Water is the key
Water is the key
Referring to your Oct. 5 article, “Drought crushes beef industry”: As a rancher/farmer I say to that headline, “I don’t think so.”
I recently slaughtered grass-fed/catchment-water Kobe beef cattle that averaged 800-pound carcass weight, all with natural rainfall. At a recent tour of Richard Ha’s farm in the Hamakua area, Richard stated the reason for locating his farm where he did was “water.” It is not rocket science to know that ranching/farming does not exist without a consistent year-round water supply.
You do not ranch/farm in a desert, yet many ranchers/farmers on Hawaii Island have obviously not done their due diligence and chose desert over water. It is not too late for current desert ranchers/farmers to do their due diligence and locate where that all-important water is available. Thousands upon thousands of acres of underutilized ag land are available on the water-abundant windward side.
Two other thoughts on the subject: Raising animals anywhere, to eat, has tremendous environmental impacts. The solution? An organic vegetable, fruit and grain diet — vegetarian.
The other is the taxpayer subsidy for ranchers/farmers. There should be no taxpayer subsidy. If we ranchers/farmers do it right, we do not need, nor do we want, taxpayer subsidies to run our businesses.
Bob Ernst
Mountain View
Kim should respond
An open letter to Harry Kim: Not long ago, you got an endorsement from James Weatherford, former candidate for the Puna County Council seat. Today (Sept. 28), Mr. Weatherford published a viewpoint article in the Tribune-Herald which many consider to be a smug, hateful rant regarding the problems with geothermal development in our neighborhood.
I recommend that you read it and publish a response to the opinion piece in a viewpoint article of your own, expressing your honest assessment of the piece (and your assurances that you will never appoint this man to a position in your administration, should you get elected as mayor) in the Tribune-Herald before election day.
I viewed online a presentation that you made at Leilani Community Center, where you never overtly expressed the sentiments I read in Weatherford’s piece. But we out here in the boonies — “victims” at the mercy of “corporate greed” and “bureaucratic cronyism,” as you at least implied in your presentation at Leilani — would like to know where you stand regarding your supporter’s claims.
I would also suggest that you ask him to apologize to the people who have sacrificed a lot of time and effort to keep our enclave of neighbors together in these difficult times. Believe me, it does not help to have accusations such as Weatherford’s expressed from the back bench while people are doing all they can, with the help of many others, to find solutions to the problem — not be part of the problem, like Weatherford. Kokua the effort, if you feel so inclined.
D. Fleming
Pahoa
Poverty facts
Carmine Spada’s rant on welfare (“Your Views,” Sept. 28) — explaining Hawaii’s increase in welfare recipients as resulting from the offspring of current recipients learning to use and abuse the system — cites not one fact, not one, in support of his argument.
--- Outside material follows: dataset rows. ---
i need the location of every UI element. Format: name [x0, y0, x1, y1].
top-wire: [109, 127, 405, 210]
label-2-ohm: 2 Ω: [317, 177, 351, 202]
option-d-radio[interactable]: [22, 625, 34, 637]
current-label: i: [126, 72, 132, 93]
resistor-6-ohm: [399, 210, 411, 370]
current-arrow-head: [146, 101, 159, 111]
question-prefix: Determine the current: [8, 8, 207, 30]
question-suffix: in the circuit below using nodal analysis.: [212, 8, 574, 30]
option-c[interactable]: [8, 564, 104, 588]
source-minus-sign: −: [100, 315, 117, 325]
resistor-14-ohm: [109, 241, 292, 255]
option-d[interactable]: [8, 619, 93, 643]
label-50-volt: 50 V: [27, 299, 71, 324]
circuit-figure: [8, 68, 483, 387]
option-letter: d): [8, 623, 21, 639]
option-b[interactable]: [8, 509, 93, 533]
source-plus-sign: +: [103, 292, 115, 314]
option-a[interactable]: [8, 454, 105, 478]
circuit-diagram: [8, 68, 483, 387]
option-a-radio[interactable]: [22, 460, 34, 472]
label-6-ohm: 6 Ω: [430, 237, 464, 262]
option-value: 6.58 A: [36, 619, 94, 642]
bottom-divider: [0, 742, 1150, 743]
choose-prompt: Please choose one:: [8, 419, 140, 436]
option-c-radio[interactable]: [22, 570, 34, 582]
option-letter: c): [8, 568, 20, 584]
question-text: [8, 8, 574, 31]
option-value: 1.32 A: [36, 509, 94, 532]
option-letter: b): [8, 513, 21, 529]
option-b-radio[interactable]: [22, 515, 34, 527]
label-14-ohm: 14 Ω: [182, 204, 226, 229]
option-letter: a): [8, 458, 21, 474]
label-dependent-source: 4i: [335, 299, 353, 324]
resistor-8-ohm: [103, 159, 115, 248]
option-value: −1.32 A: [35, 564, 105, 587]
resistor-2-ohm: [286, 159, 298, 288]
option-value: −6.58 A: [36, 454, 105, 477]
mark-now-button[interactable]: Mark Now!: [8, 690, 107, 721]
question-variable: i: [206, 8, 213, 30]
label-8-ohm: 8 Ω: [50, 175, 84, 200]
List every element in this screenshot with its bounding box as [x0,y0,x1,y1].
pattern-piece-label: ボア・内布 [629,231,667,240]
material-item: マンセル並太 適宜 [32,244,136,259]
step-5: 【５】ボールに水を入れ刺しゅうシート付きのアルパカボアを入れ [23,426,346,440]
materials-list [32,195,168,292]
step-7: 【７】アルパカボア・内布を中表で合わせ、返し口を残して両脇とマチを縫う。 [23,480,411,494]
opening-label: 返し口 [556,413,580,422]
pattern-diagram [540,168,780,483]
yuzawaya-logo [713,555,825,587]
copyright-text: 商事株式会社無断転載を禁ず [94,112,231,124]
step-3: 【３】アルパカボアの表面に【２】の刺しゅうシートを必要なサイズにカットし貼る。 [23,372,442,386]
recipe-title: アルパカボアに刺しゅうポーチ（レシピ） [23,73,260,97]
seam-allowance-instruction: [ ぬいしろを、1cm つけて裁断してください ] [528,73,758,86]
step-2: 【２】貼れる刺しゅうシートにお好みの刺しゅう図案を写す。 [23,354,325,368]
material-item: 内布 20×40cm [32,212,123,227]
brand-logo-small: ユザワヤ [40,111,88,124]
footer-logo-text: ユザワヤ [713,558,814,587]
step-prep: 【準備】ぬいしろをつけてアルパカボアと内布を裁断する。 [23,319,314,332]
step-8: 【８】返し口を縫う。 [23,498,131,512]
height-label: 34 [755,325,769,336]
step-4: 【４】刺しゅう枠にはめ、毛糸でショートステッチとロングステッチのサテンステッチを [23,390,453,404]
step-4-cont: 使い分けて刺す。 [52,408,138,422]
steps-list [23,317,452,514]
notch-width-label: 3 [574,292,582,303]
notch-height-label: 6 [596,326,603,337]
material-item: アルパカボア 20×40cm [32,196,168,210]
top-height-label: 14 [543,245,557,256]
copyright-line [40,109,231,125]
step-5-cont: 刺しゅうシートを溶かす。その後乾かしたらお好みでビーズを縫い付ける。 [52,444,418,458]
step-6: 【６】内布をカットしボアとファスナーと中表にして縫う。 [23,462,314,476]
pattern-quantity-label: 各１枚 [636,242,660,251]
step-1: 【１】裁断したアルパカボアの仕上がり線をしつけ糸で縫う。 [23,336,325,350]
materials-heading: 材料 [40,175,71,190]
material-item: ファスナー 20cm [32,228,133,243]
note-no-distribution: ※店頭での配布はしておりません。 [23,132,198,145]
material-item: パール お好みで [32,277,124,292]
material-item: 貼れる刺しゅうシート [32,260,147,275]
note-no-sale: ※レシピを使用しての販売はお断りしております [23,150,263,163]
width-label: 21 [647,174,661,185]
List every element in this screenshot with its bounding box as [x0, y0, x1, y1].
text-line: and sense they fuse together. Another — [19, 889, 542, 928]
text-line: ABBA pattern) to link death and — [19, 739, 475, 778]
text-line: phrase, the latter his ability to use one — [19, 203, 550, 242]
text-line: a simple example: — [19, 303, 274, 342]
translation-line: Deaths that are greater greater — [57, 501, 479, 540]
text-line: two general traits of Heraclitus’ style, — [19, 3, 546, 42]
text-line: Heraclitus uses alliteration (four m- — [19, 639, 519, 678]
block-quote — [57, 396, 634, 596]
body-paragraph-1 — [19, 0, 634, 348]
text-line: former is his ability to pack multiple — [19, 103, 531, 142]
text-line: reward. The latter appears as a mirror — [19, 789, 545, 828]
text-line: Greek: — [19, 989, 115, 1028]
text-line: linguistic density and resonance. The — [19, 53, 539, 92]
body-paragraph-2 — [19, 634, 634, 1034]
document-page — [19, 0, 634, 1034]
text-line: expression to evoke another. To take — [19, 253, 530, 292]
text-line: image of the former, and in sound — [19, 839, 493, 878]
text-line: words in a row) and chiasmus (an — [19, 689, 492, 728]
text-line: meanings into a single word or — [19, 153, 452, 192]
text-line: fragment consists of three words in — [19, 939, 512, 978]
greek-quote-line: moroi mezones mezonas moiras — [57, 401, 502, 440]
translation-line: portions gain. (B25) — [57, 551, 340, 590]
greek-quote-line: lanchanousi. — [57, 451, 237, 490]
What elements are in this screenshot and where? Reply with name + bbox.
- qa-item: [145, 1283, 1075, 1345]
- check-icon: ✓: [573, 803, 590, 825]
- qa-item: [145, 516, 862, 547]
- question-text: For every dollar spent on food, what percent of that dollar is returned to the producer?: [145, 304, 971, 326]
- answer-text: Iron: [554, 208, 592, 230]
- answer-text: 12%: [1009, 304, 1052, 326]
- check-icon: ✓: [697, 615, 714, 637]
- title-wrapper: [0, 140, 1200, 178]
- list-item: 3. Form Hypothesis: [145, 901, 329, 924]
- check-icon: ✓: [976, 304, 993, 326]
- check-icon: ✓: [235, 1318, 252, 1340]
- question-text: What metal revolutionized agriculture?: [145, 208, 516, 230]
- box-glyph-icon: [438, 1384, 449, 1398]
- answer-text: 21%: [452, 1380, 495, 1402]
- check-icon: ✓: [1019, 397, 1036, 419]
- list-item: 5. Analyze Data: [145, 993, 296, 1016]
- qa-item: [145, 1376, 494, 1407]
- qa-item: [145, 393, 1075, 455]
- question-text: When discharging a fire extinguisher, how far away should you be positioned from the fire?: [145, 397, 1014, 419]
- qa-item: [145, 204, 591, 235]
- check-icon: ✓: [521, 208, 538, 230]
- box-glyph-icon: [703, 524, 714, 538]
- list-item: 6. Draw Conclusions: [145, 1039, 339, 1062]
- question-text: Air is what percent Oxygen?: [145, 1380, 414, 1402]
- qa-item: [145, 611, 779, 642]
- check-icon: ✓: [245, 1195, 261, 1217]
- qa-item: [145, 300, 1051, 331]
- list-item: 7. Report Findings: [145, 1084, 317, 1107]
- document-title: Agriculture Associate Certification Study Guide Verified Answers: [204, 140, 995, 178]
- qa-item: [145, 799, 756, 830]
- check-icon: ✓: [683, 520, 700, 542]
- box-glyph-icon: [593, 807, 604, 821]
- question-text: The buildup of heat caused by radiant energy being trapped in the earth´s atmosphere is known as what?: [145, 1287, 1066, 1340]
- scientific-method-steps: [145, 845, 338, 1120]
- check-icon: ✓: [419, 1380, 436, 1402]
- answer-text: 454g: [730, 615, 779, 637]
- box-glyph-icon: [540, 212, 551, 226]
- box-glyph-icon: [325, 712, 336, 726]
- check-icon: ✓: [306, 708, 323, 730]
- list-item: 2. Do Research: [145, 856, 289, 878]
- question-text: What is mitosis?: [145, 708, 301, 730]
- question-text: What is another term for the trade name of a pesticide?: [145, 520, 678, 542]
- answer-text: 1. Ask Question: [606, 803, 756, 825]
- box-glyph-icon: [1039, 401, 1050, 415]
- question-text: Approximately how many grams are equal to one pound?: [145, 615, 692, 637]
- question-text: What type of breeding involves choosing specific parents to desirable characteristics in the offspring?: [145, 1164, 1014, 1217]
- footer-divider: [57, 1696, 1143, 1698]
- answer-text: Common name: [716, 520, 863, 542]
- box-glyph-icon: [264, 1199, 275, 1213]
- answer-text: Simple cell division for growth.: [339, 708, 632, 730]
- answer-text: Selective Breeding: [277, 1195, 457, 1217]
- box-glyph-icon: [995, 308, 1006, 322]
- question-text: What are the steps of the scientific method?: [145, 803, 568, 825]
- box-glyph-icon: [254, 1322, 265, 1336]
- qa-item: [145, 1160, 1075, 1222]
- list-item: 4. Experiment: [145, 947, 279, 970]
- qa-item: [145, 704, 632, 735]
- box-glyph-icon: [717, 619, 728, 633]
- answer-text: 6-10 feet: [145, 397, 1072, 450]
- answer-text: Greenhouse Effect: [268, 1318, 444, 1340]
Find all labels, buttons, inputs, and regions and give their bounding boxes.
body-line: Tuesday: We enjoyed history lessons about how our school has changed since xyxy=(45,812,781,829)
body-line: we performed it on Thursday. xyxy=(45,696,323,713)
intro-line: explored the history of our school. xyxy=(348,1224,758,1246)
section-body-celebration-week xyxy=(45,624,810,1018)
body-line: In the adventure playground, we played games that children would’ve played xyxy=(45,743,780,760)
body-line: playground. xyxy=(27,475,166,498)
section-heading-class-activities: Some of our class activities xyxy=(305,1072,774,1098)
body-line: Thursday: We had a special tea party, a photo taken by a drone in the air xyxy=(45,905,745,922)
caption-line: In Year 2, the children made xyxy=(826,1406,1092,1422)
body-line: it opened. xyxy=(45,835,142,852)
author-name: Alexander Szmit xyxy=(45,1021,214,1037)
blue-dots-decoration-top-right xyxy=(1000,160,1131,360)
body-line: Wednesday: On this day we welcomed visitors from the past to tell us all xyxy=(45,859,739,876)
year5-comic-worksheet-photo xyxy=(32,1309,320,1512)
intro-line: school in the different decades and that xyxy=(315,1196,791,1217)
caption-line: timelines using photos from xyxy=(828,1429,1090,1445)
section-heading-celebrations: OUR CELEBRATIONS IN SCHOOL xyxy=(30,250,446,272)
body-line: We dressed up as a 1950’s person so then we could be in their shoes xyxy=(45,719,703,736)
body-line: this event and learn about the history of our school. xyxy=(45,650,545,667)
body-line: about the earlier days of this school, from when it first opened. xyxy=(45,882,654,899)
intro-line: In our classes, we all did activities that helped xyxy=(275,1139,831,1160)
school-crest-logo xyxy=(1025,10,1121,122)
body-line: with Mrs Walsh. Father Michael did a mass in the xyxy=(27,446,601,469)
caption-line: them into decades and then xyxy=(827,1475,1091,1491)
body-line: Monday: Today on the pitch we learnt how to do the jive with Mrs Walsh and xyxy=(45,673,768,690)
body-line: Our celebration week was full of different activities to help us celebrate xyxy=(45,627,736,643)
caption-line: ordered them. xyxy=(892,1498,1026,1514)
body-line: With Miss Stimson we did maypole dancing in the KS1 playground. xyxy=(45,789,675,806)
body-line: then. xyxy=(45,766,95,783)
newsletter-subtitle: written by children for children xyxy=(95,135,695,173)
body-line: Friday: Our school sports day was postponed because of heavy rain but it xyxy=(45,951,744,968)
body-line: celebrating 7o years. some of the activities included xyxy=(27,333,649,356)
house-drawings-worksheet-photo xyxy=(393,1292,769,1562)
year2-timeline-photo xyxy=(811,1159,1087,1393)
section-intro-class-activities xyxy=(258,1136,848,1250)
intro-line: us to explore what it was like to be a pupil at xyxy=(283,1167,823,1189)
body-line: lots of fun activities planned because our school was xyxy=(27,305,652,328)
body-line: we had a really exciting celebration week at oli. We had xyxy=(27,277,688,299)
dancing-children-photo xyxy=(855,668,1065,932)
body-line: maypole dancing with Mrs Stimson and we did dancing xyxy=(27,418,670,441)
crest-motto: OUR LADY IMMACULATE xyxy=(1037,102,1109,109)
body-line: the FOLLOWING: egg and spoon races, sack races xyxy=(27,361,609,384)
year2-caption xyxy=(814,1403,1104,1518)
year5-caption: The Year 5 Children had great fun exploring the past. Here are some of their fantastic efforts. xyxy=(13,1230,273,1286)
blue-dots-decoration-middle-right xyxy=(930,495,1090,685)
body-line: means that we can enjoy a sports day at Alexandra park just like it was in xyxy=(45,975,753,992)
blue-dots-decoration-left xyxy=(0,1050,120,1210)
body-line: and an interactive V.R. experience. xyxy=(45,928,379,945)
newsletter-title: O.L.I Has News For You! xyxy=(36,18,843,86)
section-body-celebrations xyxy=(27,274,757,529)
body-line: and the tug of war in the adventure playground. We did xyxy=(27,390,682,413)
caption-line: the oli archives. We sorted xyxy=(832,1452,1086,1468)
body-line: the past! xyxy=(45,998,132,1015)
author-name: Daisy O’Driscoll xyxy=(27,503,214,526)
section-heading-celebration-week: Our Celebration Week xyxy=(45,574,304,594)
Were Spada to look at a few of the facts in April’s report on “The State of Poverty in Hawaii,” for example, he’d find that there’s been a sharp increase in homelessness (11 percent) in the last two years, with 42 percent of all homeless people being children. He’d also see that in the two years between 2008 and 2010 there was a 13 percent increase in families receiving Temporary Assistance for Needy Families (TANF) and a 39 percent increase in food stamp enrollees since 2007.
Gosh, note the dates associated with these increases in poverty indicators: They all begin in 2007 or thereafter. A sudden increase in the number of welfare recipients’ offspring, for which there’s no evidence? Or, the widespread impact of an economic depression judged by most economists to have begun in December 2007?
Come on, Spada, don’t make stuff up. Get informed.
Ed Comstock
Hilo
We need jobs
The Tribune-Herald on Sept. 20 reported that the Big Island welfare recipients have doubled since last year. And, in addition to that, 17.4 percent more received food stamps. That is a huge increase, and it makes one wonder: How long can not only the county but the state continue to keep up with the continued increases? Sooner or later something is going to have to give.
Training programs would be good, as it would help some to get jobs and be self-sufficient. We need leaders for that.
Now, the good news was that the unemployment rate had dropped by a full point, going from 9.2 percent to 8.3 percent (Tribune-Herald, Sept. 21). I bet that made the governor happy, because with his leadership, people are finding jobs. Or, is it because there are no jobs and those who were looking for work have given up and gone on welfare? Logical.
I hope in the next election we will elect builders and not talkers, people who will take our need seriously to create jobs in the private sector. We have the manpower, we have the space. What happens in the future is up to you.